Have you ever thought of yourself as a well or a drain? A river or a reservoir?
Whether you like it or not, when other people think about you, they can easily identify you as one or the other.
Are you the kind of person who drains the energy out of a room? Are you someone who is always taking, taking, taking?
Or are you the other type? The person who takes the opportunity to constantly pour into others…Who has a cup that is full to pour into those around them?
Here are three indicators that you just might be a drain or at least a reservoir:
- You tend to keep to yourself. Other people constantly get in your way and annoy you when they try to help.
- You spend more time alone than you do with other people (often this time is spent envisioning conversations that will never happen or demonizing people in your head).
- You cannot think of at least one person with whom you are intentionally investing your time, money, or energy.
Do any of those ring a bell with you? At least one of those resonates with me and it is enough to raise a red flag.
I work in an office by myself most days. Anywhere from 2-10 hours are spent alone. But, my office is in a co-working space. I have plenty of opportunities to go work out in the common areas and to build relationships with people. I have the opportunity to offer myself as someone they can bounce their ideas off of. I can take the time and help someone who may never be able to pay me back in any way.
But for some reason, I often find myself spending three or four out of my five work days holed up by myself. I don’t make the effort to get out of my space and into the open. I stagnate. I drain myself. And honestly, if you asked my wife, I guarantee she would be able to tell you there is a difference between the days I spend holed up in my office alone versus the days I go out and work from the common areas. And some days I am a drain not only to myself, but to her as well.
Don’t be a drain.
Be a well. Be a river.
Here are three ways to be a river more often:
- Put yourself out there. Stop trying to keep to yourself. Being an introvert is not an excuse to be a scrooge!
- Pay it forward. Do something for a person that can never repay you and then make it a habit.
- Ask people around you if there is anything you can do to help them with anything. A project, an introduction to someone, or just a conversation over coffee. Care about people and you will leave your mark on them!
Are you sensing a pattern? If you are a drain or a reservoir and constantly keeping to yourself, then do something with what you have been given. Not only within yourself, but also in those around you. You will notice an almost immediate difference in your attitude.
Here is the most important part:
This does NOT come naturally for everyone.
It does not for me.
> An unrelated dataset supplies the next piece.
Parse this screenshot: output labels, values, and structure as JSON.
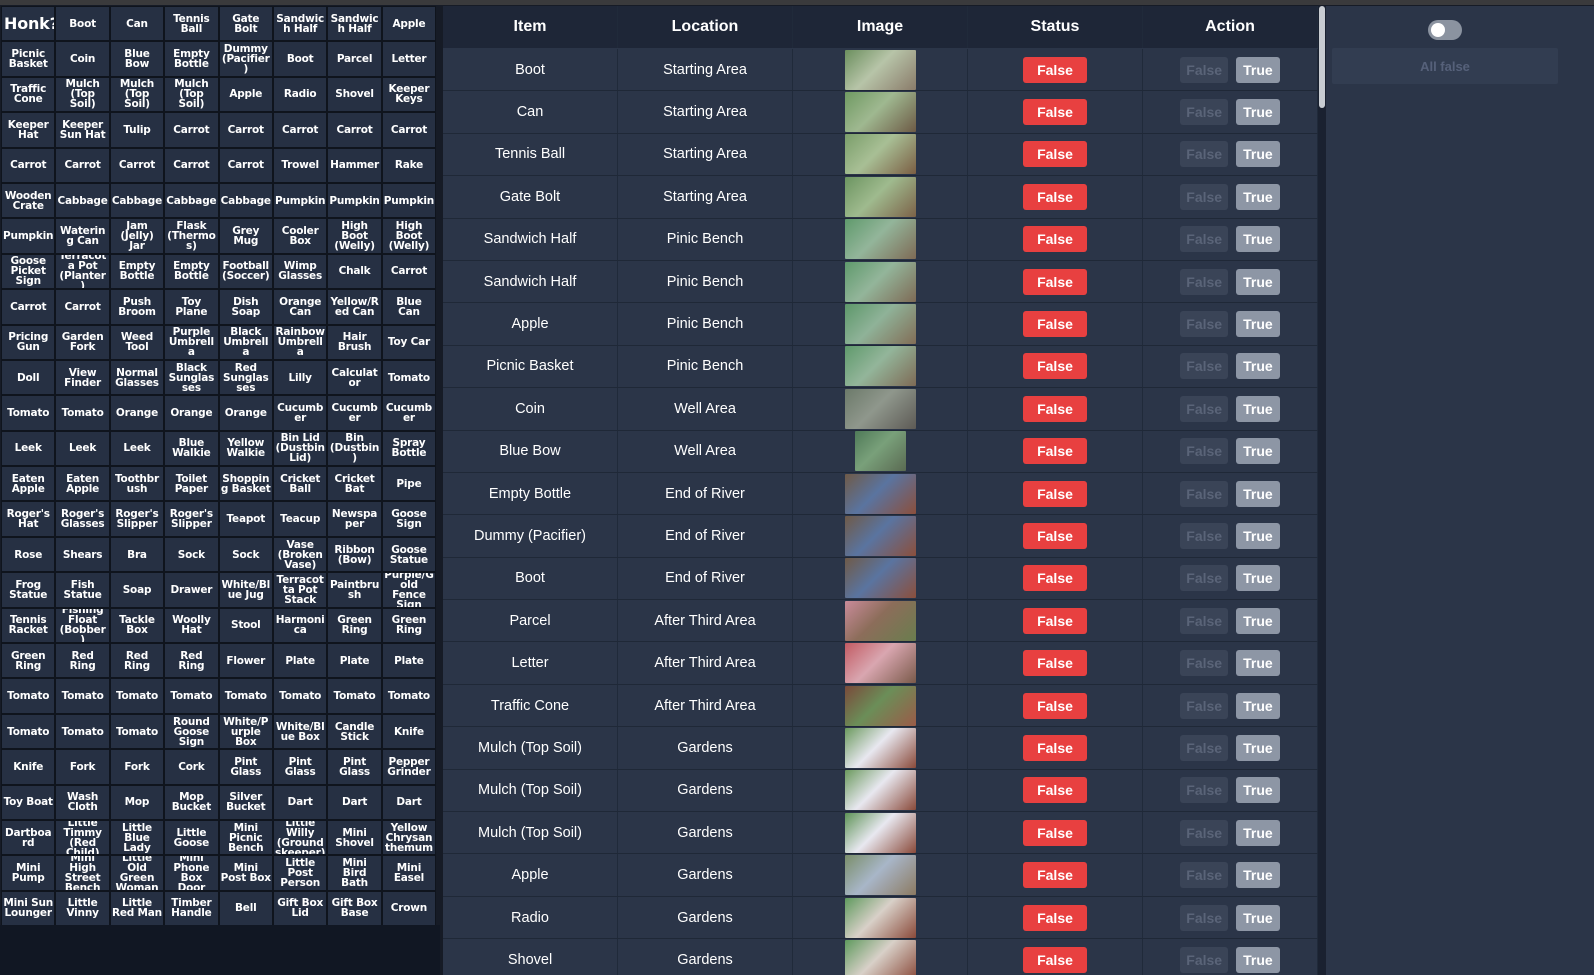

If I were to set my personal cruise control, I could go every day without talking to anyone but my wife. Nothing wrong with that, but I think all of us should strive for more. Doing something for someone that can never repay you does not make sense by normal standards. Growing up, most of us were taught to take an eye for an eye. Sure, we all know how the real phrase goes, but it does not mean we lived it out. Someone punches us in the face, we punch them right back.
Someone does something nice for us, we have to do something nice back. In fact it reminds me of a clip from one of my favorite TV shows, The Office.
We feel obligated to repay debts. To be polite.
But what if we do something great for a person that can never repay us and we ask for nothing in return? It is rare. It goes against our nature. But it is powerful.
Help others without asking for anything in return and see how it feels, especially if you have never done something like that before. If it feels good, do it again. And again.